Letizia aveva 46 anni, era una donna piena di vita, aspetto molto giovanile, da trentenne. Verso le 18,30 si trovava sola in casa e di lì a poco sarebbe dovuta uscire per fare spese con una sua amica. La quale, non sentendosi rispondere al telefonino ed alla porta alla quale si era precipitata a bussare, ha allertato le forze dell’ordine. Il marito Emanuele si trovava fuori città per motivi professionali. Letizia è stata trovata qualche ora dopo senza vita nel vano ingresso della sua abitazione di Piazza Trento.
Per tutta la serata di martedì, l’intero mercoledì e giovedì mattina, l’abitazione di Emanuele e Letizia è stata meta di migliaia di persone, amici di Rino e di Emanuele, conoscenti, personalità del mondo politico-istituzionale e dello sport. Appena diffusasi la notizia, il social network Facebook è stato inondato di messaggi e e la sua bacheca invasa da foto di Letizia. Tutti, dall’Italia e da mezza Europa, in particolare dall’Inghilterra, hanno voluto ricordarla.

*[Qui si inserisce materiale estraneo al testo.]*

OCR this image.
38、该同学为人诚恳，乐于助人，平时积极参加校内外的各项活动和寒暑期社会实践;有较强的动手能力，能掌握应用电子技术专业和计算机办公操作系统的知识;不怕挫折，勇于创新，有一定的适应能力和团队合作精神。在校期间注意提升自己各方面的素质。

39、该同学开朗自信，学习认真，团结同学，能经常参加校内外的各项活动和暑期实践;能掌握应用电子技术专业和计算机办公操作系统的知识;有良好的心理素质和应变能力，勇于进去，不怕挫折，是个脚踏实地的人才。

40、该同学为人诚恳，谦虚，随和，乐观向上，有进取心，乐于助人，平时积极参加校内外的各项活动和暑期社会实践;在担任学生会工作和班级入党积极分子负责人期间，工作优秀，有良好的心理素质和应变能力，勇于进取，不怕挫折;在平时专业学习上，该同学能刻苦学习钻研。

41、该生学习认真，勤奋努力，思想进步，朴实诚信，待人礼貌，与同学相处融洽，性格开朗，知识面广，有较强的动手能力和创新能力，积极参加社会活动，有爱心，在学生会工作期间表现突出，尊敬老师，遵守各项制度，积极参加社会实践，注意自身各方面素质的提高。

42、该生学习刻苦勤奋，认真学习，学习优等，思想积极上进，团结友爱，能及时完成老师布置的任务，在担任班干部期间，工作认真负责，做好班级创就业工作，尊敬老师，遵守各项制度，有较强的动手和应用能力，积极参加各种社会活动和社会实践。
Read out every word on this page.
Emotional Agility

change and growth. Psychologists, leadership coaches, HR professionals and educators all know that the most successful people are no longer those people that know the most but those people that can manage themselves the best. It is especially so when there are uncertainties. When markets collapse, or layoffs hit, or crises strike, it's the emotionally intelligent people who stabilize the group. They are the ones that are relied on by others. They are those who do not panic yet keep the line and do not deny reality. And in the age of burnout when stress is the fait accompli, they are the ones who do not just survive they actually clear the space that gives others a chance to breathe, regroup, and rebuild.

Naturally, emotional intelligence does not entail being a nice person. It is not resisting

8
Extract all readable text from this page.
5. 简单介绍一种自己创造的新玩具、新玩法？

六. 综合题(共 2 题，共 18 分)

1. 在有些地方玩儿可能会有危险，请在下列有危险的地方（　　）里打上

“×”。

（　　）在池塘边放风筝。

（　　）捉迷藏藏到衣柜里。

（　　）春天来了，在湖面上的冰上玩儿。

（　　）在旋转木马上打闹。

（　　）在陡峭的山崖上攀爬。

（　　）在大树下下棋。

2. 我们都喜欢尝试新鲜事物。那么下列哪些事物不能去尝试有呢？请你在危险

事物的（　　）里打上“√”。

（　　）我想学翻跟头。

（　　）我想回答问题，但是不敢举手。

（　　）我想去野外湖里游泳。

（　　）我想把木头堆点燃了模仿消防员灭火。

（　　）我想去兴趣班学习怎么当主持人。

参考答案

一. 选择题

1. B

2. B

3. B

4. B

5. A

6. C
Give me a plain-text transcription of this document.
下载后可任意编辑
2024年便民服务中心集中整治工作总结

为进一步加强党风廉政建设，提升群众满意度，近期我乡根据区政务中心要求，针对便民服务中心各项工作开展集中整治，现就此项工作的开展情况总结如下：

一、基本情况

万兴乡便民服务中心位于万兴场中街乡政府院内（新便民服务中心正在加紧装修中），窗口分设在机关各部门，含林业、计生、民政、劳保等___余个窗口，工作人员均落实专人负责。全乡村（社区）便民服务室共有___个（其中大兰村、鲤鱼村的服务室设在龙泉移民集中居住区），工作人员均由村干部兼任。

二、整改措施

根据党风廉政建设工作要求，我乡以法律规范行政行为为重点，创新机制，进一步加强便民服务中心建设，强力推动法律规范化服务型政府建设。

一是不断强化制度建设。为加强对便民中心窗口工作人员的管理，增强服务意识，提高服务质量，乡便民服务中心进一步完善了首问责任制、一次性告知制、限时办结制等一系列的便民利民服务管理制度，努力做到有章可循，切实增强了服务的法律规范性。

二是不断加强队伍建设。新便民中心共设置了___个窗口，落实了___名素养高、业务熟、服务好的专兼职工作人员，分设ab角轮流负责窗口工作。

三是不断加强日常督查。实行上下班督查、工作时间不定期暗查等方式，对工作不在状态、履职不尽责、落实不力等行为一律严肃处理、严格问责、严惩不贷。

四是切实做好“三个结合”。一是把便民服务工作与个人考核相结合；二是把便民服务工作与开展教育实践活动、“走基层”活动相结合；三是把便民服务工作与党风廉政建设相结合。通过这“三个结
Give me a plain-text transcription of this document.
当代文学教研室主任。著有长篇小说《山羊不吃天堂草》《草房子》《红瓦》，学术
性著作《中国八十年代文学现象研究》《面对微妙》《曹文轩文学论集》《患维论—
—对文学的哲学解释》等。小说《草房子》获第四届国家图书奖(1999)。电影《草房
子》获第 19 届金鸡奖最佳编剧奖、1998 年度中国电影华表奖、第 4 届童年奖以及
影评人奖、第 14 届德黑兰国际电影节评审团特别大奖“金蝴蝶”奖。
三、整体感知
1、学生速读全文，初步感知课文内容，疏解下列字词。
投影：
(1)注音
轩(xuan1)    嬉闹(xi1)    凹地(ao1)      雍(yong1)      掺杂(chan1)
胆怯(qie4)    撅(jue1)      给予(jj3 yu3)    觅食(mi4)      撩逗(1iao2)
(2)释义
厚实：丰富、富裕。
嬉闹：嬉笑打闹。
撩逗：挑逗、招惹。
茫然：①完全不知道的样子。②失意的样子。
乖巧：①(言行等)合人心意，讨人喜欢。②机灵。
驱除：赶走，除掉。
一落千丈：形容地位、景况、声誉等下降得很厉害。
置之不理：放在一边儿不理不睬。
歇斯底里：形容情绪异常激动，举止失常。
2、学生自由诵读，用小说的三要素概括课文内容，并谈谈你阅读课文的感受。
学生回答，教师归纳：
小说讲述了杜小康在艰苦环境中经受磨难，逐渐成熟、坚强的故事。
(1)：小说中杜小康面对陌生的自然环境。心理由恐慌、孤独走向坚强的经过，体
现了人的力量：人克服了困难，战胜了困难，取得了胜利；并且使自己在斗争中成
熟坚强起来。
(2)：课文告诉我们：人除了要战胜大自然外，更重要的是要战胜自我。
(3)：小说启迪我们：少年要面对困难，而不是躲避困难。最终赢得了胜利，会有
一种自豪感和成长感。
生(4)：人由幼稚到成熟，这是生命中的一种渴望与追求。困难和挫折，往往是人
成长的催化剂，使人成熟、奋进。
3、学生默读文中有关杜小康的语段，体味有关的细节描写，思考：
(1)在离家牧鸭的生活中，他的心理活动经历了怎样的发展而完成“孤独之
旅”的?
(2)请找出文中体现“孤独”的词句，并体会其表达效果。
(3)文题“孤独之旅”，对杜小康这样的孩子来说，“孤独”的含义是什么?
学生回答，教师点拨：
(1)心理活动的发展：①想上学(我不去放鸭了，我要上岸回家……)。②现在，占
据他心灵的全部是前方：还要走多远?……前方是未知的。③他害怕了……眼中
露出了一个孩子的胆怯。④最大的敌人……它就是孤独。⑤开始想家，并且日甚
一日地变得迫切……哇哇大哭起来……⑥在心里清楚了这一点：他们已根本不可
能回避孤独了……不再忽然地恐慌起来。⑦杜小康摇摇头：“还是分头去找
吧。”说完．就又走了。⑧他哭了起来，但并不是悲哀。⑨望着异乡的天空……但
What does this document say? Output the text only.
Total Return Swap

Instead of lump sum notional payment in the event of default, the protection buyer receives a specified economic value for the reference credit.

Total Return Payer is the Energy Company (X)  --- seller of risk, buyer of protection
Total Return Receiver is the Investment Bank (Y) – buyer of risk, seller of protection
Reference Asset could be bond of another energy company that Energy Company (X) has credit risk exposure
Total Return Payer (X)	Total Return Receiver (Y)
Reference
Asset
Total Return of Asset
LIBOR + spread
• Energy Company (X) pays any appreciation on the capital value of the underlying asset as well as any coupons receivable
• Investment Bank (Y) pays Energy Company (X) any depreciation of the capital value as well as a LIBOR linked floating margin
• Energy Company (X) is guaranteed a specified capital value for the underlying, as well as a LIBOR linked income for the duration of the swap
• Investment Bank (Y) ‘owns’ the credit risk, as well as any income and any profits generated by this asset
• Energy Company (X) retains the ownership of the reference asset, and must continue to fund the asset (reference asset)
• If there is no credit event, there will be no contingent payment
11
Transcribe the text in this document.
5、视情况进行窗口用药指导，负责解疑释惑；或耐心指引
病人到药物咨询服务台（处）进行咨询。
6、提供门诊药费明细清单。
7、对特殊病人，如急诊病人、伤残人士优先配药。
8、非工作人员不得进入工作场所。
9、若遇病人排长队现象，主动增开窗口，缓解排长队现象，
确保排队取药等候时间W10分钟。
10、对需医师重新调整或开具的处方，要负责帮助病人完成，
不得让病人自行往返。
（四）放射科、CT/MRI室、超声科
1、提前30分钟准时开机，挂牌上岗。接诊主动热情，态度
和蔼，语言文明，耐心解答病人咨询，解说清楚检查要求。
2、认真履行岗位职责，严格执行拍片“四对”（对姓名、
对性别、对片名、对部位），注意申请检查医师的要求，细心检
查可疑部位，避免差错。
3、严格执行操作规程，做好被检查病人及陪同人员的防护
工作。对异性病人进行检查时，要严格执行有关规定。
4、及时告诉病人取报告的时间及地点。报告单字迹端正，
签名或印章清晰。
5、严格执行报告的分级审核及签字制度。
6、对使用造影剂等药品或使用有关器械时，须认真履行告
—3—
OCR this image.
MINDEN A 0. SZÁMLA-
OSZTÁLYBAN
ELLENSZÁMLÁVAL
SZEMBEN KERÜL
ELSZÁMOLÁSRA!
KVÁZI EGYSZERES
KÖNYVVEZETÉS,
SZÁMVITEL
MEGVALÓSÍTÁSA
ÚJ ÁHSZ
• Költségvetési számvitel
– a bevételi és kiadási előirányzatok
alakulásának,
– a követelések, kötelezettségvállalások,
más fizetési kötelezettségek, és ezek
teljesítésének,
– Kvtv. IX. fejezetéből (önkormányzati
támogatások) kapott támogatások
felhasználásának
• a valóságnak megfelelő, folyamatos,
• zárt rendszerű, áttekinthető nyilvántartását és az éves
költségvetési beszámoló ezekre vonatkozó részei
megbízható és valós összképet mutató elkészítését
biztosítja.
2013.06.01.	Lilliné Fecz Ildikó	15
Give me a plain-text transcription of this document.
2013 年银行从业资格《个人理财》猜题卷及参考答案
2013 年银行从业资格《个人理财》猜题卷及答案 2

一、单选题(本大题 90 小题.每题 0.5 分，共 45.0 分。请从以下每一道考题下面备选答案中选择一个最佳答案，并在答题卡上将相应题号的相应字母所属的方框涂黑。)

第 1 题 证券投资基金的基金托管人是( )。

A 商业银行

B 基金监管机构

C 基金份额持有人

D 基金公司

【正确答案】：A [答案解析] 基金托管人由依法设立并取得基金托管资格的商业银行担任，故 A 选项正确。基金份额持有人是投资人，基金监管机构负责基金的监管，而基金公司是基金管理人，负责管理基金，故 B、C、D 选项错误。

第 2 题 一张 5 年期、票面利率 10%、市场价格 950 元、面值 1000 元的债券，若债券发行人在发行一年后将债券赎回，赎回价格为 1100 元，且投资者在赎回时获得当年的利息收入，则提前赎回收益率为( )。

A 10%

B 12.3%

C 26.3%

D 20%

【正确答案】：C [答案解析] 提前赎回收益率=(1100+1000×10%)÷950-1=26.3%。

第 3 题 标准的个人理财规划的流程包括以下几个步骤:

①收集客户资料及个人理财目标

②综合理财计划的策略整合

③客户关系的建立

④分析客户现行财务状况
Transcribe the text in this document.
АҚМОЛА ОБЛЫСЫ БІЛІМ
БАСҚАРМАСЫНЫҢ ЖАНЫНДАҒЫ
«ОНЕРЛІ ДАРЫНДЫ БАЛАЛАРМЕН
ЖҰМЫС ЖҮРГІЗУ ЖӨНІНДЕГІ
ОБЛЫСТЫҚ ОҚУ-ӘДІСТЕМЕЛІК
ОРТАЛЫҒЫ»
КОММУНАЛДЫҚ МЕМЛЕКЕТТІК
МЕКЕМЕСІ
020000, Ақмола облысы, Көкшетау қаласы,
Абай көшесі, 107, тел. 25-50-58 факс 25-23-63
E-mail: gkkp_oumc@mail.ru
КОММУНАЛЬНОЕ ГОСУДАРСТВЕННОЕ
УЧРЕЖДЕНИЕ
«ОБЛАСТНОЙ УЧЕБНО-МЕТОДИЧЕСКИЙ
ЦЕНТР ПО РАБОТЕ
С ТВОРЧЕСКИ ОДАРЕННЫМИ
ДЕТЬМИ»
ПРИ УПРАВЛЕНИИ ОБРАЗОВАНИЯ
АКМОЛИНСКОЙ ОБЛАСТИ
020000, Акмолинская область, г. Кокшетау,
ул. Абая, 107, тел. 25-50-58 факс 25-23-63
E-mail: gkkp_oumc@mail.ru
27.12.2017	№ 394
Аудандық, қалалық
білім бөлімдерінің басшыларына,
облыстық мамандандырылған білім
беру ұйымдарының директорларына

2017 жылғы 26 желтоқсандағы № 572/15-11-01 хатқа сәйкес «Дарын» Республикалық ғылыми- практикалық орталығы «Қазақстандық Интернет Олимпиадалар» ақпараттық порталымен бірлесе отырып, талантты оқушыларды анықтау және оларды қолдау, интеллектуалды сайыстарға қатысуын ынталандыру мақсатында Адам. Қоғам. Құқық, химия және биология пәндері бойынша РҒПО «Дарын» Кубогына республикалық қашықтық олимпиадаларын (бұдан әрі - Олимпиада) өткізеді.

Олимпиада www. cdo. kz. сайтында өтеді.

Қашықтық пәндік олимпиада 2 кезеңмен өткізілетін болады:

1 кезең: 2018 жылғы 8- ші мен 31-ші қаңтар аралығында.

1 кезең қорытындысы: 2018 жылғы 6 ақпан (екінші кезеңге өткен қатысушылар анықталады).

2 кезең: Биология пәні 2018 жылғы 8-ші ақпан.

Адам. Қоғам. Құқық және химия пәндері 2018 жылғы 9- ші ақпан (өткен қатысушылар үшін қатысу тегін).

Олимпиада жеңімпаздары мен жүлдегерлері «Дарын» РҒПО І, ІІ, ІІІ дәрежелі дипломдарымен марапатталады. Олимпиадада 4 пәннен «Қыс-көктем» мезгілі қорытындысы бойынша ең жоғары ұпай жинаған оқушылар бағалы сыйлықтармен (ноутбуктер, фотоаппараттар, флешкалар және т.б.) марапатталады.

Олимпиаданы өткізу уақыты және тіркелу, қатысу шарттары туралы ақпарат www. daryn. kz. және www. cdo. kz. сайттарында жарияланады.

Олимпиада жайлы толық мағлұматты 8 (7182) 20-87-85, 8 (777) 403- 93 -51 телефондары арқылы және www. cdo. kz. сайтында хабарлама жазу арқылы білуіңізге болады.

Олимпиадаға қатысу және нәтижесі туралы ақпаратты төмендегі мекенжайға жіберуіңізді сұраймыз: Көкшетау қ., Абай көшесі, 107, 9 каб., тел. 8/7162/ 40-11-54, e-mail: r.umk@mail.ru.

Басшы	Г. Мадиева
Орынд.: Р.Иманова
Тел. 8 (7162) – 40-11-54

Letizia era una donna solare, con interessi che spaziavano tra la musica, l’arte visiva ed i viaggi di studio. Si era laureata in lingue e l’Inglese aveva voluto impararlo sul campo. Da qui i suoi frequenti soggiorni in Inghilterra. Una grande personalità, doti manageriali e un forte carattere, da alcuni anni dirigeva la locale sezione dell’Ecap, l’Ente di formazione che fa capo alla Cgil. La conoscevamo bene. Letizia amava i Beatles ma al suo funerale – aveva detto tempo prima al marito Emanuele – avrebbe voluto "sentire" Perfect Day, di Lou Reed. E così è stato, quando il feretro è uscito dalla Cattedrale: due potenti diffusori hanno irradiato la struggente canzone del famoso chitarrista statunitense.
I funerali sono stati celebrati giovedì mattina in Cattedrale. Una folla commossa ha riempito la navata del Duomo e molta gente non vi ha trovato posto, apettando fuori l’uscita delle spoglie mortali di Letizia.
Al termine della funzione religiosa, officiata da mons. Grazio Alabiso, hanno voluto ricordarla il fratello Giuseppe e il marito Emanuele.
“Mia sorella – ha detto Giuseppe – era una persona speciale, piena di entusiasmo. Aveva una carica che trasmetteva a tutti noi. Per lei possiamo ora solo pregare. Aveva per tutti parole di incoraggiamento. L’ammiravo per queste sue doti e per la sua giovialità. Lei sarà sempre viva nel cuore di tutti noi e di quanti l’hanno conosciuta”.
Con la voce rotta dalla commozione, Emanuele guardando la bara ha detto: “Spero di averti resa felice. Ci siamo divertiti assai. Sei e sarai l’amore della mia vita”.
Noi tutti del Corriere di Gela la conoscevamo bene. Ci aveva seguiti sin dalla fondazione. Con Emanuele era una di noi. Siamo tutti stretti attorno a Rino e alla sua bella famiglia: la signora Teresa, la sorella di Letizia, Barbara, i due fratelli Fabio e Giuseppe.
Ad Emanuele, con il quale abbiamo condiviso per qualche anno la gestione del Corriere, diamo il conforto di cui ha bisogno in questo doloroso momento.